We have a whole series of plaster repair/skim coating posts you should check out if you like this or are trying to tackle the same thing. Here's the whole list for convenience:

  1. Plaster Repair for DIYers - No Need to Rip It Out
  2. Plaster Buttons to Fix Your Crumbling Ceiling
  3. Plaster Repair Part 2: Laying a New Brown Coat
  4. How To Fix Plaster Like a Boss: Sand Baby Sand
  5. DIY Plaster Repair: We Finally Put the Skim in Skim Coat - this post
  6. My Skim Coating Nickname is Mr. Smooth - The Tricks I Use to Earn It
  7. The Final Steps to Perfect Skim Coating
Comments 5

Comments

11/13/2013 at 12:09 PM

To be honest Alex, it's posts like this that make me less angry that about the plaster being replaced with drywall in my house.

I can handle drywall, but the thought of skim coating & repairing plaster makes me want to take up heavy drinking.

Alex
11/13/2013

So true, but the sad part, half of what you see me working on is actually applied over drywall. I'm a glutton for punishment and I do this everywhere to give it that slightly imperfect look.

Larry
11/15/2013 at 10:41 AM

Alex - You might want to consider using a pool trowel for the skim coats. Pool trowels have radiused corners which may help to eliminate some of the ridges in your skim coat and save you some time and effort in sanding. You can find plastic ones for less money than the high quality steel types if just want to try it out. You could also create your own from a standard concrete trowel by cutting/grinding off the corners yourself. Really appreciate the effort it takes for you and Wendy to produce this blog.
Thanks - Larry

Alex
11/29/2013

Larry, thanks for the tip! I hadn't considered using one before. Based on what you said I picked one up, and it does solve the problems with the ridges on the corners. However, the one I bought isn't very smooth and leaves ridges in the main part of the work. I'm going to need to file it down or something to resolve it, but this should be very helpful for the next skim coating project.

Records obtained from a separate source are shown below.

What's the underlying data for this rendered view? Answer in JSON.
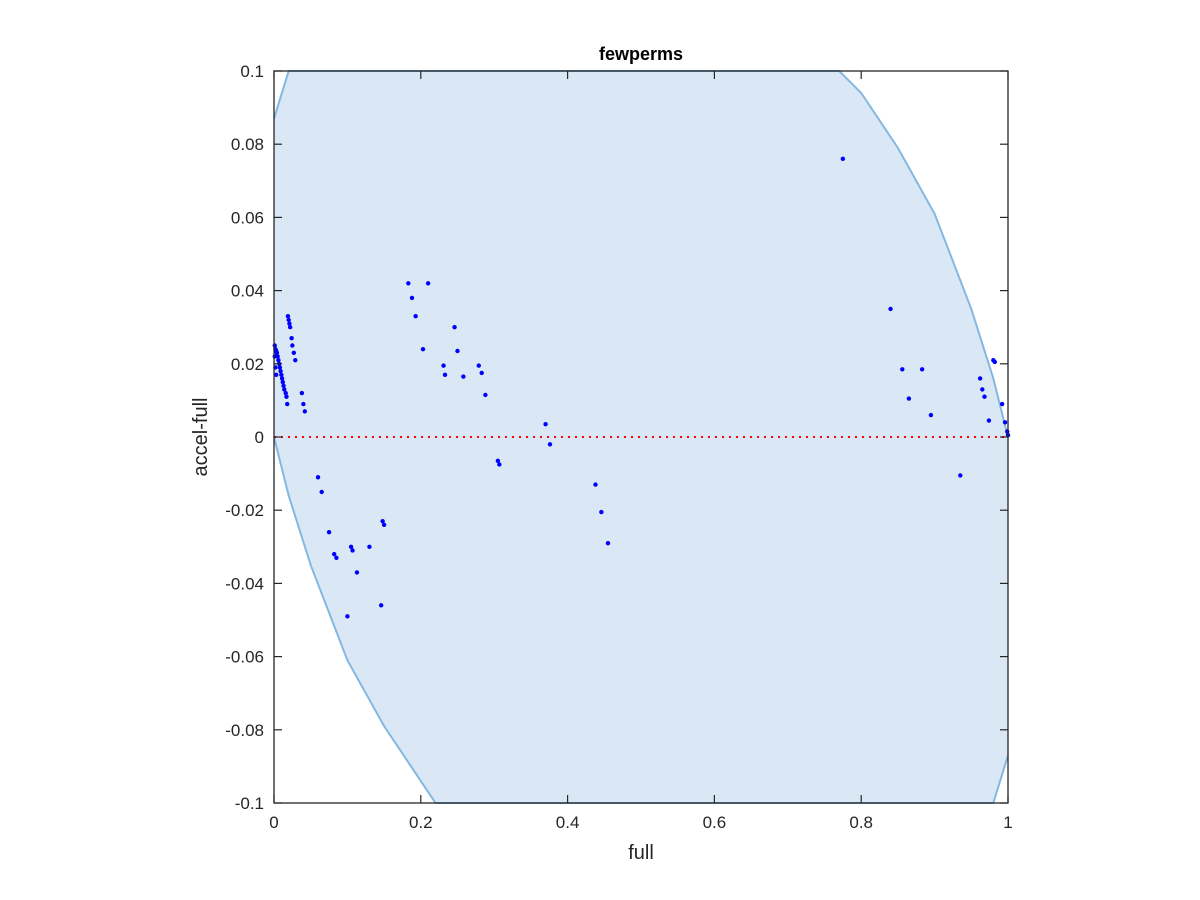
{
  "chart_data": {
    "type": "scatter",
    "title": "fewperms",
    "xlabel": "full",
    "ylabel": "accel-full",
    "xlim": [
      0,
      1
    ],
    "ylim": [
      -0.1,
      0.1
    ],
    "x_ticks": [
      0,
      0.2,
      0.4,
      0.6,
      0.8,
      1
    ],
    "x_tick_labels": [
      "0",
      "0.2",
      "0.4",
      "0.6",
      "0.8",
      "1"
    ],
    "y_ticks": [
      -0.1,
      -0.08,
      -0.06,
      -0.04,
      -0.02,
      0,
      0.02,
      0.04,
      0.06,
      0.08,
      0.1
    ],
    "y_tick_labels": [
      "-0.1",
      "-0.08",
      "-0.06",
      "-0.04",
      "-0.02",
      "0",
      "0.02",
      "0.04",
      "0.06",
      "0.08",
      "0.1"
    ],
    "grid": false,
    "colors": {
      "points": "#0000ff",
      "region_fill": "#d9e8f4",
      "region_edge": "#85b8e0",
      "zero_line": "#ff0000",
      "axes": "#262626"
    },
    "shaded_region": {
      "upper_boundary": [
        [
          0.0,
          0.087
        ],
        [
          0.02,
          0.1
        ],
        [
          0.77,
          0.1
        ],
        [
          0.8,
          0.094
        ],
        [
          0.85,
          0.079
        ],
        [
          0.9,
          0.061
        ],
        [
          0.95,
          0.035
        ],
        [
          0.98,
          0.016
        ],
        [
          1.0,
          0.0
        ]
      ],
      "lower_boundary": [
        [
          0.0,
          0.0
        ],
        [
          0.02,
          -0.016
        ],
        [
          0.05,
          -0.035
        ],
        [
          0.1,
          -0.061
        ],
        [
          0.15,
          -0.079
        ],
        [
          0.2,
          -0.094
        ],
        [
          0.22,
          -0.1
        ],
        [
          0.98,
          -0.1
        ],
        [
          1.0,
          -0.087
        ]
      ]
    },
    "zero_line": {
      "y": 0,
      "style": "dotted"
    },
    "points": [
      {
        "x": 0.001,
        "y": 0.025
      },
      {
        "x": 0.002,
        "y": 0.024
      },
      {
        "x": 0.003,
        "y": 0.0235
      },
      {
        "x": 0.004,
        "y": 0.023
      },
      {
        "x": 0.005,
        "y": 0.022
      },
      {
        "x": 0.006,
        "y": 0.021
      },
      {
        "x": 0.007,
        "y": 0.02
      },
      {
        "x": 0.008,
        "y": 0.019
      },
      {
        "x": 0.009,
        "y": 0.018
      },
      {
        "x": 0.01,
        "y": 0.017
      },
      {
        "x": 0.011,
        "y": 0.016
      },
      {
        "x": 0.012,
        "y": 0.015
      },
      {
        "x": 0.013,
        "y": 0.014
      },
      {
        "x": 0.014,
        "y": 0.013
      },
      {
        "x": 0.016,
        "y": 0.012
      },
      {
        "x": 0.017,
        "y": 0.011
      },
      {
        "x": 0.018,
        "y": 0.009
      },
      {
        "x": 0.001,
        "y": 0.022
      },
      {
        "x": 0.002,
        "y": 0.019
      },
      {
        "x": 0.003,
        "y": 0.017
      },
      {
        "x": 0.019,
        "y": 0.033
      },
      {
        "x": 0.02,
        "y": 0.032
      },
      {
        "x": 0.021,
        "y": 0.031
      },
      {
        "x": 0.022,
        "y": 0.03
      },
      {
        "x": 0.024,
        "y": 0.027
      },
      {
        "x": 0.025,
        "y": 0.025
      },
      {
        "x": 0.027,
        "y": 0.023
      },
      {
        "x": 0.029,
        "y": 0.021
      },
      {
        "x": 0.038,
        "y": 0.012
      },
      {
        "x": 0.04,
        "y": 0.009
      },
      {
        "x": 0.042,
        "y": 0.007
      },
      {
        "x": 0.06,
        "y": -0.011
      },
      {
        "x": 0.065,
        "y": -0.015
      },
      {
        "x": 0.075,
        "y": -0.026
      },
      {
        "x": 0.082,
        "y": -0.032
      },
      {
        "x": 0.085,
        "y": -0.033
      },
      {
        "x": 0.1,
        "y": -0.049
      },
      {
        "x": 0.105,
        "y": -0.03
      },
      {
        "x": 0.107,
        "y": -0.031
      },
      {
        "x": 0.113,
        "y": -0.037
      },
      {
        "x": 0.13,
        "y": -0.03
      },
      {
        "x": 0.146,
        "y": -0.046
      },
      {
        "x": 0.148,
        "y": -0.023
      },
      {
        "x": 0.15,
        "y": -0.024
      },
      {
        "x": 0.183,
        "y": 0.042
      },
      {
        "x": 0.188,
        "y": 0.038
      },
      {
        "x": 0.193,
        "y": 0.033
      },
      {
        "x": 0.203,
        "y": 0.024
      },
      {
        "x": 0.21,
        "y": 0.042
      },
      {
        "x": 0.231,
        "y": 0.0195
      },
      {
        "x": 0.233,
        "y": 0.017
      },
      {
        "x": 0.246,
        "y": 0.03
      },
      {
        "x": 0.25,
        "y": 0.0235
      },
      {
        "x": 0.258,
        "y": 0.0165
      },
      {
        "x": 0.279,
        "y": 0.0195
      },
      {
        "x": 0.283,
        "y": 0.0175
      },
      {
        "x": 0.288,
        "y": 0.0115
      },
      {
        "x": 0.305,
        "y": -0.0065
      },
      {
        "x": 0.307,
        "y": -0.0075
      },
      {
        "x": 0.37,
        "y": 0.0035
      },
      {
        "x": 0.376,
        "y": -0.002
      },
      {
        "x": 0.438,
        "y": -0.013
      },
      {
        "x": 0.446,
        "y": -0.0205
      },
      {
        "x": 0.455,
        "y": -0.029
      },
      {
        "x": 0.775,
        "y": 0.076
      },
      {
        "x": 0.84,
        "y": 0.035
      },
      {
        "x": 0.856,
        "y": 0.0185
      },
      {
        "x": 0.865,
        "y": 0.0105
      },
      {
        "x": 0.883,
        "y": 0.0185
      },
      {
        "x": 0.895,
        "y": 0.006
      },
      {
        "x": 0.935,
        "y": -0.0105
      },
      {
        "x": 0.962,
        "y": 0.016
      },
      {
        "x": 0.965,
        "y": 0.013
      },
      {
        "x": 0.968,
        "y": 0.011
      },
      {
        "x": 0.974,
        "y": 0.0045
      },
      {
        "x": 0.98,
        "y": 0.021
      },
      {
        "x": 0.982,
        "y": 0.0205
      },
      {
        "x": 0.992,
        "y": 0.009
      },
      {
        "x": 0.996,
        "y": 0.004
      },
      {
        "x": 0.999,
        "y": 0.0015
      },
      {
        "x": 1.0,
        "y": 0.0005
      }
    ]
  }
}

Also, thanks for the kudos on the blog. We really appreciate the kind words. Comments like yours make it a whole lot of fun.

Chris
4/14/2014 at 3:46 PM

I'm currently undoing a lot of horrible crimes perpetrated against my South Philadelphia rowhome and your plaster tutorials have been tremendously helpful. Thank you for them. I'm getting close to being ready to skim coat and was wondering if you use the setting type durabond for skimcoating as well? I've heard that it's not great for sanding.